Chapter 3: How We Undercut Workers
Chapter 4: How We Force the Poor to Pay More
Chapter 5: How We Rely on Welfare
Chapter 6: How We Buy Opportunity

In Chapter 3: How We Undercut Workers, Desmond examines exploitation by corporations, which, he argues, have succeeded in lowering wages for workers over the past 50 years, while simultaneously destroying both employment stability and mobility. These actions allow affluent people to enjoy low prices and the increasing value of stock investments. Desmond uses the story of Julio as an example of how a low minimum wage forces workers into life-limiting overwork. While some argue that raising the minimum wage would increase unemployment, when New Jersey raised the minimum wage and neighboring Pennsylvania did not, employment rates at fast food restaurants remained the same in both states. These results show that raising the minimum wage did not affect employment rates. Workers have also lost power due to the decline in labor unions, leaving workers unable to bargain communally. In recent years, corporations have come to increasingly employ workers as contract employees, either through staffing agencies that pay poorly or as gig workers with no job security. Even entry-level employees are often subject to noncompete agreements, limiting their ability to find better wages with another company.  

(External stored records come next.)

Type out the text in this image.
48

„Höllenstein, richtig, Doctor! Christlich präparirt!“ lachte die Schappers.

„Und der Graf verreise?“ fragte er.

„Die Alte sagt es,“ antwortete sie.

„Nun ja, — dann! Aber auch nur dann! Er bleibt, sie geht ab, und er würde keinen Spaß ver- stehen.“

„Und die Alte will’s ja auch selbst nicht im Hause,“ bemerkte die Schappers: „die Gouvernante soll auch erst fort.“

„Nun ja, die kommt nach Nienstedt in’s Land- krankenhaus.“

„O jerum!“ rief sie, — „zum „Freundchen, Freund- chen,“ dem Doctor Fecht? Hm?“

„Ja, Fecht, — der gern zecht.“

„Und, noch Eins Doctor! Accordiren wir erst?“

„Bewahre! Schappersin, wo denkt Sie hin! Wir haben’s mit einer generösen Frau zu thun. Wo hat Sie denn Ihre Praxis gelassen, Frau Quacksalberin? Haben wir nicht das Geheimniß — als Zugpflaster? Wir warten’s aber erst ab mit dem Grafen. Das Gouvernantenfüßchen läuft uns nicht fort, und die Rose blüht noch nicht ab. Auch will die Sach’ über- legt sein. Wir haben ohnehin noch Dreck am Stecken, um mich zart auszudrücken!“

Chapter 4: How We Force the Poor to Pay More analyzes the housing market—another example of a system that contributes to the wealth of affluent people while draining the resources of the poor. For affluent people, housing is a common means of creating wealth. Homeownership is seen as an investment, as homeowners expect the value of their homes to rise, and they thus favor policies that make that more likely. The increase in an affluent family’s home value often provides money for younger generations to make down payments on their own homes, a form of intergenerational wealth. In addition, affluent people often earn money as the landlords of rental properties inhabited by poor people. The rising value of property makes affluent people more wealthy, but that value depends on exploiting poor people, Desmond argues. Thorough analysis of the income and expenses associated with rental properties shows that rentals in low-income areas produce higher profits for landlords than those in middle- and upper-income areas. Desmond asserts that these profits are acquired at the expense of poor people.

Read an explanation of a key quote from Chapter 4.

Rental housing is frequently exploitative for poor people, but homeownership is often impossible, Desmond argues, because of exploitation by the banking sector. In many areas, the cost of rent is equal to or even higher than the monthly mortgage payment for an equivalent property. When it comes to lending for real estate, banks often refuse to issue mortgages for properties in low-income areas, as loans on cheap properties tend not to bring in high profits. Conventional banks also exclude poor customers in other ways, such as only opening branches in affluent areas, which creates banking deserts in poorer neighborhoods. Banking fee structures put an undue burden on people living on marginal incomes; for instance, charging fees on accounts that do not meet minimum balance requirements and charging high penalties for overdrafts. Federal law limits the interest rates conventional banks can charge for loans. However, payday lenders, the shadow banking system that proliferates in many low-income areas, are not bound by these laws. In the absence of conventional banks, Desmond asserts that many poor people are forced to rely on these predatory institutions to gain the credit needed to afford necessities in an environment of housing and employment instability.

Read a key quote about how the wealthy benefit from tax codes.

Through tax structures and public goods and services, the government also favors the affluent at the expense of the poor. It’s commonly imagined that poor people receive more in benefits from the government than they contribute. However, while people living below the poverty line benefit from social welfare programs, Desmond argues that affluent people receive government support as well. Support for the wealthy comes in the form of tax breaks tailored to favor them, including mortgage interest deductions and benefits related to college savings plans. People may not see tax breaks as morally equivalent to welfare benefits, but both systems take money from the nation’s shared resources and award it to individuals. To lower their tax burden further, affluent people tend to favor policies that reduce spending on public goods and services, such as schools, transportation, and parks. When affluent people can afford to create private versions of public goods, the public versions tend to become underfunded. As underfunded services degrade in quality, more affluent people abandon them, which only accelerates the problem.